5.2 Recommendations & future research directions

Now, we present a list of future research directions.

  • Leveraging a trust anchor would be an important factor to consider during the e-KYC process as it might happen online and there is a possibility of malicious users providing falsified identity information. To mitigate this risk, an e-KYC system must integrate a trust anchor. Leveraging the national identity card within the jurisdiction of a country could act as the trust anchor for this purpose. However, this will require that the respective country has adopted such a national identity card equipped with a remote online verification mechanism. If such a scheme is not available in a country, other methods need to be devised which could be a potential research scope.

  • KYC data residing within an FI could be monetised by allowing users to share their KYC data from one FI to another FI in such a way that the e-KYC process can be carried out using the data from the first FI as the source. This will open up new business models. However, as mentioned earlier, different privacy risks must be identified and mitigated while sharing such data.

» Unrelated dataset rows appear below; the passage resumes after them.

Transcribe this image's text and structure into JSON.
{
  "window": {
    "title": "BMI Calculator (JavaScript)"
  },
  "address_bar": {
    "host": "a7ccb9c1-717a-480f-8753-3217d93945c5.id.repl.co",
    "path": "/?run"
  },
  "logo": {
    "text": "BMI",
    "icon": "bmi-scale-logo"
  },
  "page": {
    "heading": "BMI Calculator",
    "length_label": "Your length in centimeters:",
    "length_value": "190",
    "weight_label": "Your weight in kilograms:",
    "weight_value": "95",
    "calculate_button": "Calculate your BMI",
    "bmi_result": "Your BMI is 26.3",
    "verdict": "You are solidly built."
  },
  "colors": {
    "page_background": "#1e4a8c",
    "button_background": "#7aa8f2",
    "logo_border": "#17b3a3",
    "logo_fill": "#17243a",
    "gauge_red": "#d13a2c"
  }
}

  • KYC data are extremely sensitive. That is why a system that is used for e-KYC must be developed following a rigorous threat model which identifies different security and privacy threats. STRIDE [61] is a well established threat model that encapsulates different security threats. However, other privacy threats must be identified as well. Once these threats are identified, proper measures must be taken to ensure that such threats are mitigated. In order to guarantee such (security) measures would in fact mitigate the threats, the security of the developed system must be proved using a mathematical proof or via a protocol verification.

  • There are different privacy aspects such as anonymity and unlinkability [62] as well as explicit consent [63] and selective disclosure [64]. Adopting blockchain for e-KYC might introduce additional privacy threats because of the open and transparent nature of blockchain. In addition, the deployed system must also consider the privacy regulations imposed within the jurisdiction of the country.

  • A blockchain based e-KYC system based on a standard approach could satisfy different security and privacy requirements. An SSI-based e-KYC system could be a potential candidate for this approach as proposed by Schlatt et al. [46]. However, it is to be noted that even if such an SSI-based system is developed, other recommendations need to be considered for tackling other issues as discussed above.

  • Another interesting yet challenging research dimension would be to introduce a universal e-KYC scheme which would function anywhere in the world. However, integrating a trust anchor with such a universal system would be a major research challenge.

6 Conclusion

e-KYC is getting tractions as it provides a fast and convenient way to carry out the KYC process, even from the comfort of someone’s home. In order to mitigate different security issues, researchers have started exploring to introduce a blockchain-based e-KYC systems. In this article, we have conducted an SLR at the intersection of blockchain and e-KYC using the well-known PRISMA method with a number of research questions covering different aspects. Our analysis has identified that the reviewed works have different implementation perspectives. We have also analysed different implementations from the view of storage, cost, technology stack and performance analysis. A very few of existing works have utilised VCs and reputation systems. In addition, we have also identified that there are a number of serious limitations that must be addressed before we can reap the benefit of a blockchain-integrated e-KYC system. Finally, we have provided a number of recommendations and future research directions in order to address these limitations. With these contributions, we strongly believe that this SLR will be a helpful resource for any future researchers interested to work in this domain.